Published online by Cambridge University Press: 23 December 2009
Introduction
Nuclear medicine is a highly sensitive technique for detecting metastatic disease at sites throughout the body using radiotracers as biomarkers of cancer biology. Radioactive signals from these radiotracers are detected by sophisticated radioactivity-detector imaging systems including single-photon-emission computerized tomography (SPECT) and positron-emission tomography (PET). In this way nuclear medicine imaging is an example of “functional” or “molecular imaging” in which the imaging itself is based on a biochemical or physiologic property of the imaged tissue. For the patient with prostate cancer, nuclear medicine techniques, when used judiciously, are an important part of optimized cancer care; for example, bone scans are very commonly used to detect and follow up skeletal metastatic disease.

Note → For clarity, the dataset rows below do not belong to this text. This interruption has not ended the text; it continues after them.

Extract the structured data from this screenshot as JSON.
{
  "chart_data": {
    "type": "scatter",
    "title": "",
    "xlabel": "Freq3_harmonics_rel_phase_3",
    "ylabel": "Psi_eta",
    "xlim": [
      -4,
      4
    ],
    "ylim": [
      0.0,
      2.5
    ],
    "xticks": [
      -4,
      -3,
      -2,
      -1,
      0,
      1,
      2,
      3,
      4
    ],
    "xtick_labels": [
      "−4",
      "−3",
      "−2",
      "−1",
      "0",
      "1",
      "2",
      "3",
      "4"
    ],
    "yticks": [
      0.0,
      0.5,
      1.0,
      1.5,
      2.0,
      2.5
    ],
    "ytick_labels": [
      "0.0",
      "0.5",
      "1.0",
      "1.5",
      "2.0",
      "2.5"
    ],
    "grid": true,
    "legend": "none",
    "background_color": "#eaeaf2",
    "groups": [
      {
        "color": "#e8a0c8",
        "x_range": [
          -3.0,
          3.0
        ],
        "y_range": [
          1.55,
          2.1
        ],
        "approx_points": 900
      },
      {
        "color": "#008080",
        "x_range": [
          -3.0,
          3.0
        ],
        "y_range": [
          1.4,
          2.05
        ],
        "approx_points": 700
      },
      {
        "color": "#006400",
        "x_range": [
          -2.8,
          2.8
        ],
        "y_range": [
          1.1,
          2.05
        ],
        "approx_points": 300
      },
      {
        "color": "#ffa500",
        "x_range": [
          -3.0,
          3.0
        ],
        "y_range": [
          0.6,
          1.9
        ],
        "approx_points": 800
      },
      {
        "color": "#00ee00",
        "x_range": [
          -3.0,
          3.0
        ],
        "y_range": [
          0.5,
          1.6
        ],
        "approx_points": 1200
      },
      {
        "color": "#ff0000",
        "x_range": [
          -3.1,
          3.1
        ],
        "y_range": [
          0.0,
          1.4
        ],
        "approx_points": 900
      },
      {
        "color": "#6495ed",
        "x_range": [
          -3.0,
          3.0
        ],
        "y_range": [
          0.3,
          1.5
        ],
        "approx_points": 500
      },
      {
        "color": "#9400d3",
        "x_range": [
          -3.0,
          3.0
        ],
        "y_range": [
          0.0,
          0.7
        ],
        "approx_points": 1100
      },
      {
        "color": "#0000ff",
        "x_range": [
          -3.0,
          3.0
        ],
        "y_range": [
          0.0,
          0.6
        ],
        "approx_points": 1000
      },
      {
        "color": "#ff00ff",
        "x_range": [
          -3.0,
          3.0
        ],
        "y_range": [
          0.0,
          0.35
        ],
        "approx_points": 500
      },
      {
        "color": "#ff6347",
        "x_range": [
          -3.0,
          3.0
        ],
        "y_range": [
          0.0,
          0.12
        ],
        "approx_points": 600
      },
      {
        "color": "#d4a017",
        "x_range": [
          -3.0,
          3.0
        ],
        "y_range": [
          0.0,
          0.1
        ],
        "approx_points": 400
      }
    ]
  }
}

The clinical states model of Scher and Heller provides a useful guide to the possible progression of prostate cancer from a localized disease to widely spread tumor [1,2, 3] (Figure 11.1).
From the standpoint of natural history and chance of progression in the individual patient, prostate cancer is one of the most variable of all tumors. The cancer itself may behave in a highly indolent matter and be localized in the prostate gland for years, with the patient's death being due to other diseases. Then again, a localized tumor may rapidly progress, become widely metastatic within a short time and lead to death.
Fortunately, clinical trials are now resolving key management questions based on objective features of cancer histology and biochemistry.